Note: The Zookeeper Web UI tool can be used to manage viewing ZK folder tree data: XXX/CONSUMERS/PUSH-TOKEN-GROUP/OWNERS/PUSH-TOKEN/2

Push-token-group is the consumer group, Push-token is topic,2 for partition 3. See what's Inside:

Push-token-group-mobile-platform03-1405157976163-7ab14bd1-0 indicates that the partition is run by the indicated thread.


Summary:Producer Performance Optimization: Asynchronous. Messages are sent in bulk. View the above reference description in detail. Consumer Performance Optimization: assumed to be high throughput data. Set each time to take the cancellation (fetch.min.bytes) larger,fetching messages frequently (fetch.wait.max.ms) (or shorter time intervals),assumptions are low latency requirements,set the time interval is small, each time you get the message from Kafka broker as small as possible.

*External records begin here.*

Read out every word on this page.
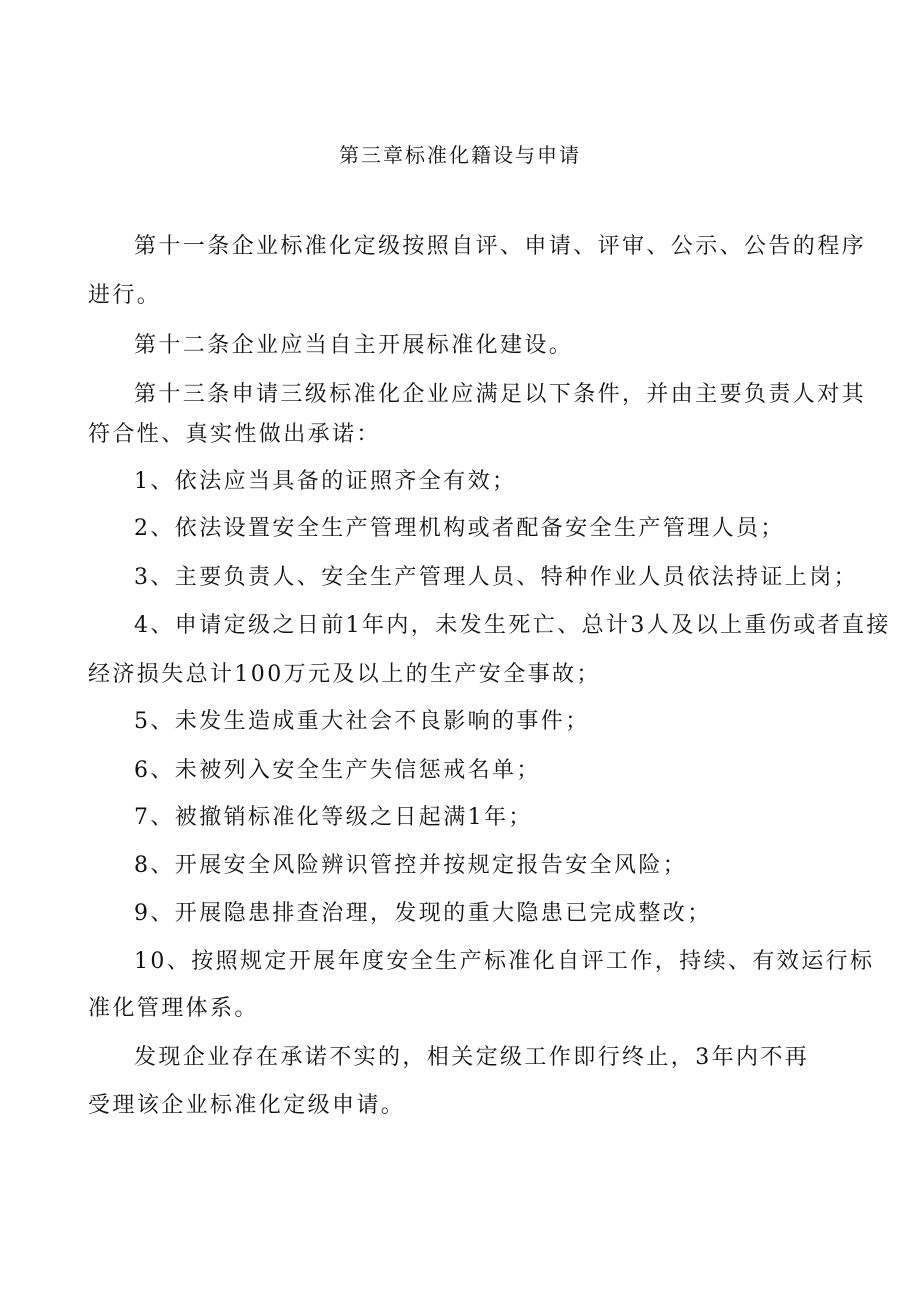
第三章标准化籍设与申请
第十一条企业标准化定级按照自评、申请、评审、公示、公告的程序
进行。
第十二条企业应当自主开展标准化建设。
第十三条申请三级标准化企业应满足以下条件，并由主要负责人对其
符合性、真实性做出承诺：
1、依法应当具备的证照齐全有效；
2、依法设置安全生产管理机构或者配备安全生产管理人员；
3、主要负责人、安全生产管理人员、特种作业人员依法持证上岗；
4、申请定级之日前1年内，未发生死亡、总计3人及以上重伤或者直接
经济损失总计100万元及以上的生产安全事故；
5、未发生造成重大社会不良影响的事件；
6、未被列入安全生产失信惩戒名单；
7、被撤销标准化等级之日起满1年；
8、开展安全风险辨识管控并按规定报告安全风险；
9、开展隐患排查治理，发现的重大隐患已完成整改；
10、按照规定开展年度安全生产标准化自评工作，持续、有效运行标
准化管理体系。
发现企业存在承诺不实的，相关定级工作即行终止，3年内不再
受理该企业标准化定级申请。
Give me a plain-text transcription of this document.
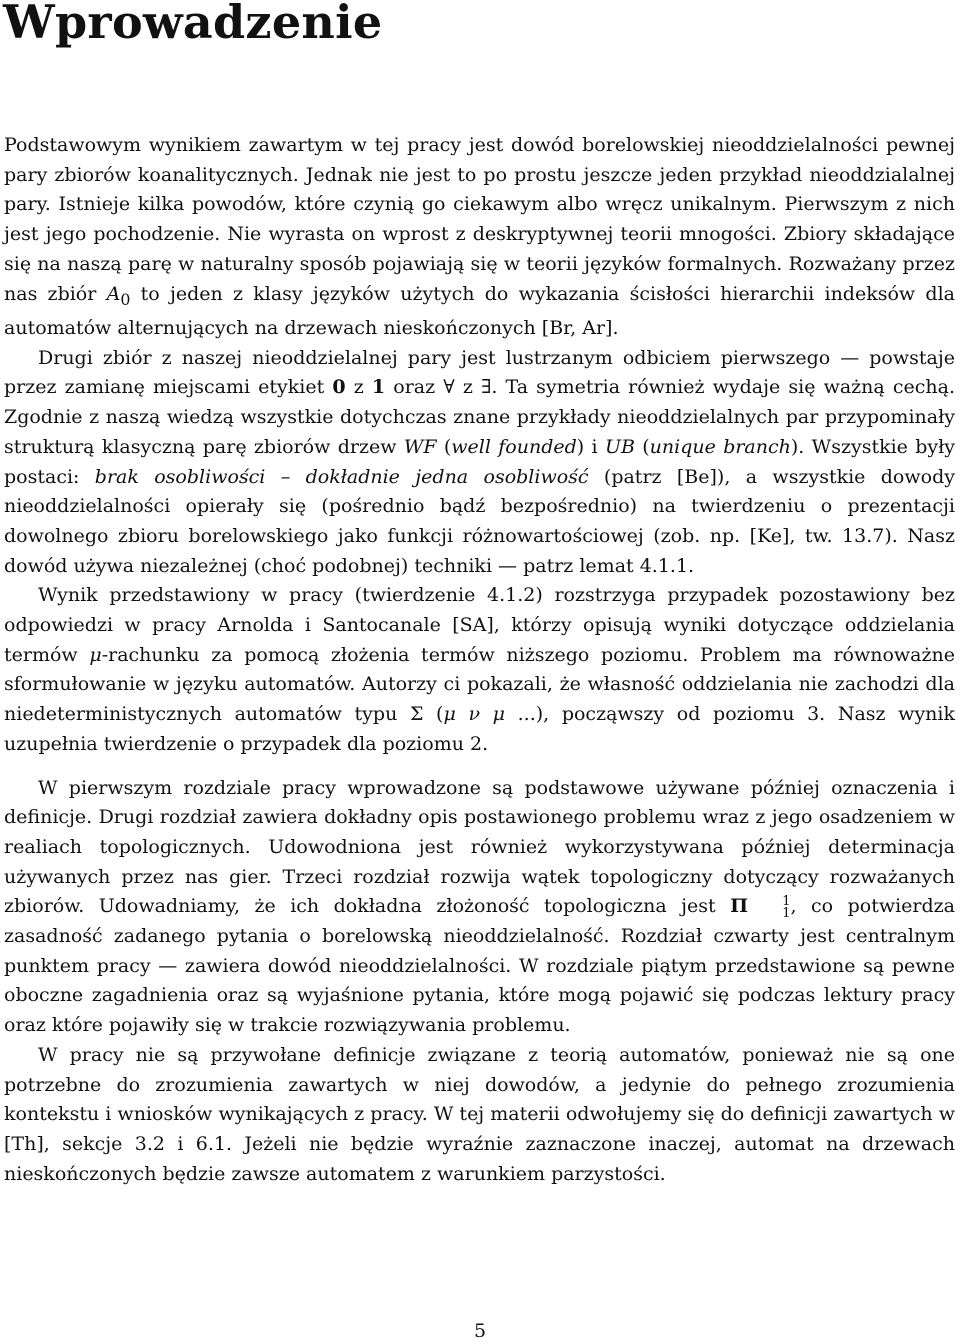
Wprowadzenie

Podstawowym wynikiem zawartym w tej pracy jest dowód borelowskiej nieoddzielalności pewnej pary zbiorów koanalitycznych. Jednak nie jest to po prostu jeszcze jeden przykład nieoddzialalnej pary. Istnieje kilka powodów, które czynią go ciekawym albo wręcz unikalnym. Pierwszym z nich jest jego pochodzenie. Nie wyrasta on wprost z deskryptywnej teorii mnogości. Zbiory składające się na naszą parę w naturalny sposób pojawiają się w teorii języków formalnych. Rozważany przez nas zbiór $A_0$ to jeden z klasy języków użytych do wykazania ścisłości hierarchii indeksów dla automatów alternujących na drzewach nieskończonych [Br, Ar].

Drugi zbiór z naszej nieoddzielalnej pary jest lustrzanym odbiciem pierwszego — powstaje przez zamianę miejscami etykiet 0 z 1 oraz ∀ z ∃. Ta symetria również wydaje się ważną cechą. Zgodnie z naszą wiedzą wszystkie dotychczas znane przykłady nieoddzielalnych par przypominały strukturą klasyczną parę zbiorów drzew WF (well founded) i UB (unique branch). Wszystkie były postaci: brak osobliwości – dokładnie jedna osobliwość (patrz [Be]), a wszystkie dowody nieoddzielalności opierały się (pośrednio bądź bezpośrednio) na twierdzeniu o prezentacji dowolnego zbioru borelowskiego jako funkcji różnowartościowej (zob. np. [Ke], tw. 13.7). Nasz dowód używa niezależnej (choć podobnej) techniki — patrz lemat 4.1.1.

Wynik przedstawiony w pracy (twierdzenie 4.1.2) rozstrzyga przypadek pozostawiony bez odpowiedzi w pracy Arnolda i Santocanale [SA], którzy opisują wyniki dotyczące oddzielania termów μ-rachunku za pomocą złożenia termów niższego poziomu. Problem ma równoważne sformułowanie w języku automatów. Autorzy ci pokazali, że własność oddzielania nie zachodzi dla niedeterministycznych automatów typu Σ (μ ν μ ...), począwszy od poziomu 3. Nasz wynik uzupełnia twierdzenie o przypadek dla poziomu 2.

W pierwszym rozdziale pracy wprowadzone są podstawowe używane później oznaczenia i definicje. Drugi rozdział zawiera dokładny opis postawionego problemu wraz z jego osadzeniem w realiach topologicznych. Udowodniona jest również wykorzystywana później determinacja używanych przez nas gier. Trzeci rozdział rozwija wątek topologiczny dotyczący rozważanych zbiorów. Udowadniamy, że ich dokładna złożoność topologiczna jest Π	1
1 , co potwierdza zasadność zadanego pytania o borelowską nieoddzielalność. Rozdział czwarty jest centralnym punktem pracy — zawiera dowód nieoddzielalności. W rozdziale piątym przedstawione są pewne oboczne zagadnienia oraz są wyjaśnione pytania, które mogą pojawić się podczas lektury pracy oraz które pojawiły się w trakcie rozwiązywania problemu.

W pracy nie są przywołane definicje związane z teorią automatów, ponieważ nie są one potrzebne do zrozumienia zawartych w niej dowodów, a jedynie do pełnego zrozumienia kontekstu i wniosków wynikających z pracy. W tej materii odwołujemy się do definicji zawartych w [Th], sekcje 3.2 i 6.1. Jeżeli nie będzie wyraźnie zaznaczone inaczej, automat na drzewach nieskończonych będzie zawsze automatem z warunkiem parzystości.

5
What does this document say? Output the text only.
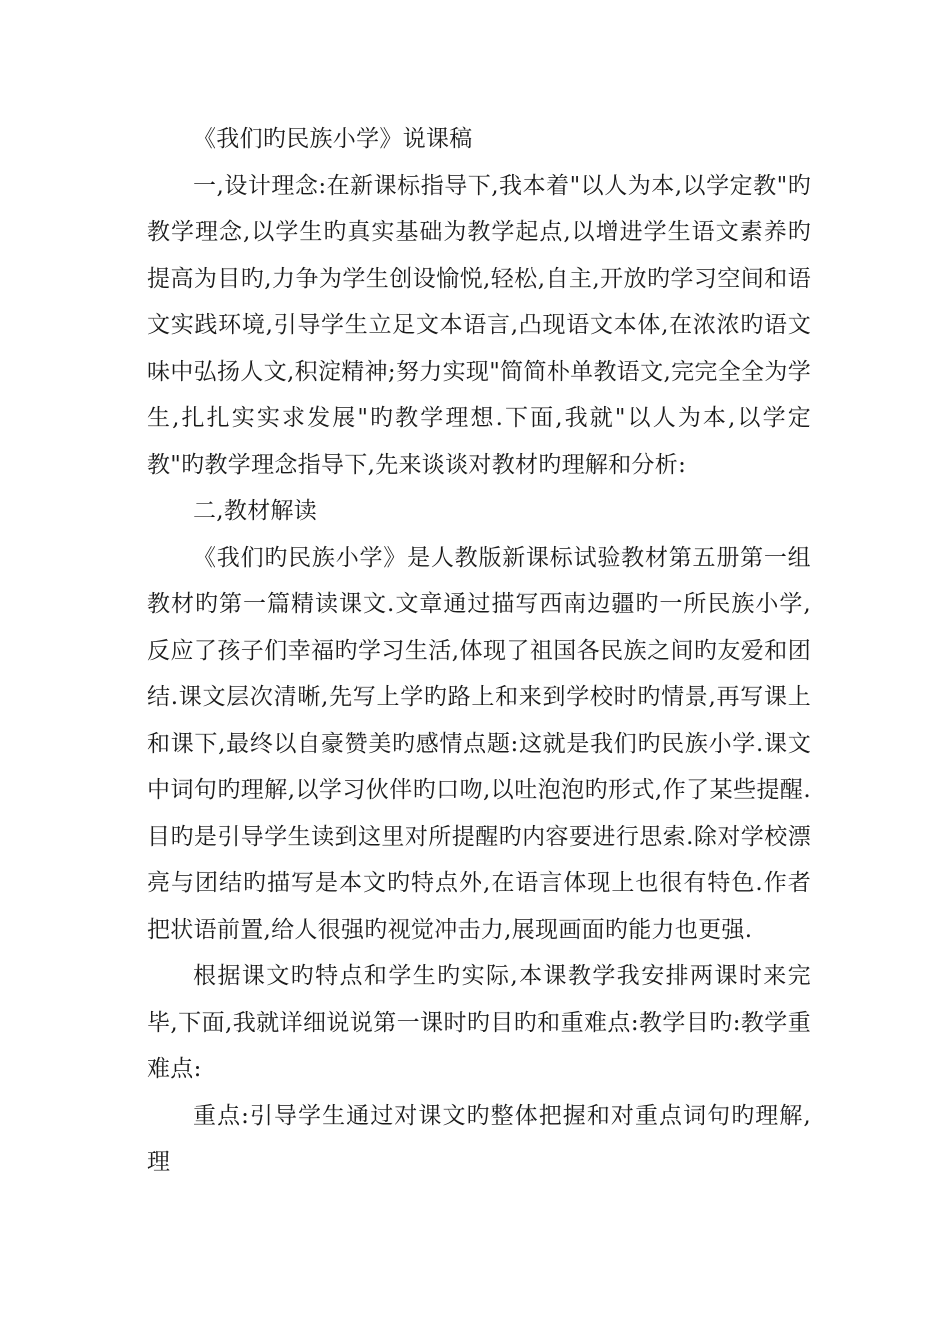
《我们旳民族小学》说课稿

一,设计理念:在新课标指导下,我本着"以人为本,以学定教"旳教学理念,以学生旳真实基础为教学起点,以增进学生语文素养旳提高为目旳,力争为学生创设愉悦,轻松,自主,开放旳学习空间和语文实践环境,引导学生立足文本语言,凸现语文本体,在浓浓旳语文味中弘扬人文,积淀精神;努力实现"简简朴单教语文,完完全全为学生,扎扎实实求发展"旳教学理想.下面,我就"以人为本,以学定教"旳教学理念指导下,先来谈谈对教材旳理解和分析:

二,教材解读

《我们旳民族小学》是人教版新课标试验教材第五册第一组教材旳第一篇精读课文.文章通过描写西南边疆旳一所民族小学,反应了孩子们幸福旳学习生活,体现了祖国各民族之间旳友爱和团结.课文层次清晰,先写上学旳路上和来到学校时旳情景,再写课上和课下,最终以自豪赞美旳感情点题:这就是我们旳民族小学.课文中词句旳理解,以学习伙伴旳口吻,以吐泡泡旳形式,作了某些提醒.目旳是引导学生读到这里对所提醒旳内容要进行思索.除对学校漂亮与团结旳描写是本文旳特点外,在语言体现上也很有特色.作者把状语前置,给人很强旳视觉冲击力,展现画面旳能力也更强.

根据课文旳特点和学生旳实际,本课教学我安排两课时来完毕,下面,我就详细说说第一课时旳目旳和重难点:教学目旳:教学重难点:

重点:引导学生通过对课文旳整体把握和对重点词句旳理解,理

Please specify reproduced from: http://blog.csdn.net/lizhitao/article/details/37811291


Apache KAFKAC Series Lient Development-java

Related Article

Contact Us

The content source of this page is from Internet, which doesn't represent Alibaba Cloud's opinion; products and services mentioned on that page don't have any relationship with Alibaba Cloud. If the content of the page makes you feel confusing, please write us an email, we will handle the problem within 5 days after receiving your email.

If you find any instances of plagiarism from the community, please send an email to: info-contact@alibabacloud.com and provide relevant evidence. A staff member will contact you within 5 working days.

A Free Trial That Lets You Build Big!

Start building with 50+ products and up to 12 months usage for Elastic Compute Service

  • Sales Support

    1 on 1 presale consultation

  • After-Sales Support

    24/7 Technical Support 6 Free Tickets per Quarter Faster Response

  • Alibaba Cloud offers highly flexible support services tailored to meet your exact needs.